L'Abeille-Bourbon au sauvetage
Les nations maritimes européennes gardent des milliers de kilomètres de côtes mitoyennes, toute la Baltique sauf l'enclave russe de Kaliningrad, la rive orientale de la Mer du Nord, idem pour la Manche, la Mer d'Iroise, l'Océan atlantique oriental jusqu'à l'Île de Fer aux Canaries. Norvège et Grande-Bretagne exclues, treize pays sont "mouillés" dans le domaine atlantique. Le bon sens commande à la mutualisation de garde-côtes et pêches par la création d'un corps européen dédié naviguant partout, exerçant les mêmes compétences que les Coast-Guards des Etats-Unis (police, douane, affaires maritimes, alerte et sauvetage). La même chose en Méditerranée où les "bassins" nationaux sont encore plus imbriqués ; huit pays sont mouillés. En dessous, le poisson n'étant pas captif, on peut envisager l'examen d'une possibilité de licence de pêche européenne, mais bon c'est un enjeu très politisé.

Un domaine pas du tout rationalisé est celui des approvisionnements énergétiques. On comprend bien qu'un Bureau central de l'énergie passant des contrats pour un marché de cinq cents millions de consommateurs obtiendra de meilleures conditions que chaque pays séparément. A choisir de négocier du gaz algérien soit dans un tête-à-tête GDF SUEZ - SONATRACH avec tout le contentieux historique et la corruption endémique, soit par un Bureau central d'achats à Rotterdam dirigé par un klootzak de Batave qui fait semblant de ne pas comprendre le français, un entêté impossible à déborder qui a commencé sa vie au biberon de la Royal Dutch Shell, inamovible, apparemment aussi puissant que très con ; le second dispositif obtiendra de meilleurs prix et conditions de cadencement. Parler avec GAZPROM pour 50 ou 500 millions de consommateurs n'est évidemment pas pareil. Le même klootzak sera hermétique aux gesticulations russes. Poser des pipelines pour livrer chez nous pétrole et gaz se fera plus facilement au Bureau central des tubes que dans des discussions binationales à ouvrir chaque cinq cent kilomètres.

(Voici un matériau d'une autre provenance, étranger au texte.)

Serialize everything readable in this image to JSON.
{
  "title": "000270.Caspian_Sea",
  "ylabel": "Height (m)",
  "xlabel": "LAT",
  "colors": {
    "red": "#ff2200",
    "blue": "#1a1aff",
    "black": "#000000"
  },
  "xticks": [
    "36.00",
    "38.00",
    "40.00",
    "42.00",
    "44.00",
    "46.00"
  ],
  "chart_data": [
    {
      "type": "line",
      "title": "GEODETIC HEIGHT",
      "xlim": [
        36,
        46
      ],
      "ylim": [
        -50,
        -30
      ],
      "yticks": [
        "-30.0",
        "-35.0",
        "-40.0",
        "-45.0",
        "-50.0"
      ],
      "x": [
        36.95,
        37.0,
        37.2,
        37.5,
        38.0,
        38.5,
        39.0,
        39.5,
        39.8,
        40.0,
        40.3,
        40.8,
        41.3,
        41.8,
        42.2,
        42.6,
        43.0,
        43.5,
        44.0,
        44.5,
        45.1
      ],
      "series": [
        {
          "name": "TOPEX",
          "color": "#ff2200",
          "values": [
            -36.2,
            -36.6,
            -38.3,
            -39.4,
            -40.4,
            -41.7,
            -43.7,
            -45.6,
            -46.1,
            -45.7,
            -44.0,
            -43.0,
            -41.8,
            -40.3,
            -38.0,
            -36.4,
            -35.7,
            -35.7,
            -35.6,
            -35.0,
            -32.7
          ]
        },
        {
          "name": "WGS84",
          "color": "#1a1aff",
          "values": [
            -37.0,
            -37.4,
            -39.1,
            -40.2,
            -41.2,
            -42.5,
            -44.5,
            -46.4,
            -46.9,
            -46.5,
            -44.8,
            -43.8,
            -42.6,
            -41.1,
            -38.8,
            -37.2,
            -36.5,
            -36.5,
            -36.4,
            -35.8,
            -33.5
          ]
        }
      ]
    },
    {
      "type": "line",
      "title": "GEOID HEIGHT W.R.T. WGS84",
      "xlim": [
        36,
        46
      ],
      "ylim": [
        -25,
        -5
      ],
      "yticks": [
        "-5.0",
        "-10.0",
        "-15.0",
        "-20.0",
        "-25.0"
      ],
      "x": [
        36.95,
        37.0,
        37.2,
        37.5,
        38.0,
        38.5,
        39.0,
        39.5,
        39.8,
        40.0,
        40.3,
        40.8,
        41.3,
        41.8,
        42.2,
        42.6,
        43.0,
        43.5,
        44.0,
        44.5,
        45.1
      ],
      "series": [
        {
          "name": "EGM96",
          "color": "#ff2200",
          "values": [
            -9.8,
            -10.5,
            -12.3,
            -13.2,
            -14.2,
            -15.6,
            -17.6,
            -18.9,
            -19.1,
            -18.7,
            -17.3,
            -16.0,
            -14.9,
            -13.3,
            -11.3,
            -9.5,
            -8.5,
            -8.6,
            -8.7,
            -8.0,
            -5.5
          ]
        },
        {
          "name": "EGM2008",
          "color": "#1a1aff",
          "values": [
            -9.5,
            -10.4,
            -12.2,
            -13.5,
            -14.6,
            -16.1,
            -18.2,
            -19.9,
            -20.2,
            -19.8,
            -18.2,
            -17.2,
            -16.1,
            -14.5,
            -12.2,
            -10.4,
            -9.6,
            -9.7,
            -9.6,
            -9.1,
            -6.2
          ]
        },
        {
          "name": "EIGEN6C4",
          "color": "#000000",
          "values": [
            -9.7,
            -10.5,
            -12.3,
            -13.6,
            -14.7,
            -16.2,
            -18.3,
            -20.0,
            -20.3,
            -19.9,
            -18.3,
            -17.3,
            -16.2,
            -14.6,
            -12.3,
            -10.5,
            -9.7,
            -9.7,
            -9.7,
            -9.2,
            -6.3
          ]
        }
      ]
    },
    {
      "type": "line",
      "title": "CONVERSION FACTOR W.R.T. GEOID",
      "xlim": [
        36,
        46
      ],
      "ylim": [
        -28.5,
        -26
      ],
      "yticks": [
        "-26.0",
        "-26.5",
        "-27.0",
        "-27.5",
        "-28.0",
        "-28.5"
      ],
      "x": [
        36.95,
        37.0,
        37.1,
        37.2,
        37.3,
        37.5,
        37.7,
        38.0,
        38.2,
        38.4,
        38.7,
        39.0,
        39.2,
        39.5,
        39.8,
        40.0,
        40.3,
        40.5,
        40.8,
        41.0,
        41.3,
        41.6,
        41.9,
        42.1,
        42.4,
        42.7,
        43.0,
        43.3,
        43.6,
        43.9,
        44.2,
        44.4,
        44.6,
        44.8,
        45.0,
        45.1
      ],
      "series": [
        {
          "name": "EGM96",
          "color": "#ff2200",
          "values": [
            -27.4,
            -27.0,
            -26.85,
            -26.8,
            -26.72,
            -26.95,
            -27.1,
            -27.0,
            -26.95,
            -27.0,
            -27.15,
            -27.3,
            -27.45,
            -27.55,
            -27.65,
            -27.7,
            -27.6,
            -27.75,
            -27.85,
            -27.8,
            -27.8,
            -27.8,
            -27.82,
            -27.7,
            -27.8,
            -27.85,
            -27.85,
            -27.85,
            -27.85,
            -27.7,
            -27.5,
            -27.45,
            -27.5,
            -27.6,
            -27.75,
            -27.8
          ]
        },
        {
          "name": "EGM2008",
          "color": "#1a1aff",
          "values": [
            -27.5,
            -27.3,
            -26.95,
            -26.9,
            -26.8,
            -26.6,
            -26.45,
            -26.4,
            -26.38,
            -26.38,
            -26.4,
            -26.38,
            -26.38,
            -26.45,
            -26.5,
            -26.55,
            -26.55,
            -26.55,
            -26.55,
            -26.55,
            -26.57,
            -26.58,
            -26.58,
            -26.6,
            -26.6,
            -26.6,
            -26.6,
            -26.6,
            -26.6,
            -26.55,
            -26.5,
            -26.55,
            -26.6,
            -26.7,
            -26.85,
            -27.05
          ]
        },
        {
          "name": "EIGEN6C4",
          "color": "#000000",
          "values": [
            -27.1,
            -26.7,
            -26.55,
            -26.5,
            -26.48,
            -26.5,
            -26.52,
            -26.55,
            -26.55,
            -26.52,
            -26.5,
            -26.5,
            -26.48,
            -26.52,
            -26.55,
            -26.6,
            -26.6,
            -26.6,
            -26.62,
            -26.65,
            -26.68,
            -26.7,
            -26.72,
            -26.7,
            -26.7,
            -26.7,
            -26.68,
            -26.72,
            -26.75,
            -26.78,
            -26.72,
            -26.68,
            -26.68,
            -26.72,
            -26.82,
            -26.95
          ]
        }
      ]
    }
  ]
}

Un dernier pour la route, ou plutôt deux, qui n'ont pas besoin d'être développés : le contrôle de la circulation aérienne et l'espace commun téléphonique.

Sur tous ces sujets, il existe des tonnes de rapports, analyses, critiques, mémorandum... tous inutiles. Pour preuve, l'Union européenne va mal, elle n'est pas gouvernée, elle ne se reconnaît pas elle-même, et pourtant elle est le niveau pertinent pour affronter les autres Etats-continents qui n'arrêtent pas de grandir autour d'elle, jusqu'à imposer leurs mœurs commerciales, leurs normes, leurs projets. Ces choses ne se construisent pas pour cinq ans mais sur un demi-siècle. La carence de leadership européen (le leader naturel était la France mais depuis Chirac elle a fait sous elle, nous avons fini avec Harlem Désir, p*tain!), l'arrogance et l'impuissance de la Commission, l'agenda douteux des dirigeants communautaires (Barroso à vendre, demain Juncker), le déclassement des chefs de gouvernement qui sont devenus des directeurs de boutiques achalandées, tout cela nous a fait perdre beaucoup de temps en même temps qu'étaient aiguisés certains appétits extérieurs à la limite de l'anschluss comme le TAFTA. Par chance, Donald Trump ne l'a pas compris et veut s'en défaire. Mais le projet (très avancé en discussions) reviendra à mesure que la Chine montera en pression. C'est un énorme travail qui nous attend. Nous n'avons pas du temps de reste pour jouer aux apprentis-souverains, il y a bien longtemps que la France éternelle est en dépendances, heureusement plurielles.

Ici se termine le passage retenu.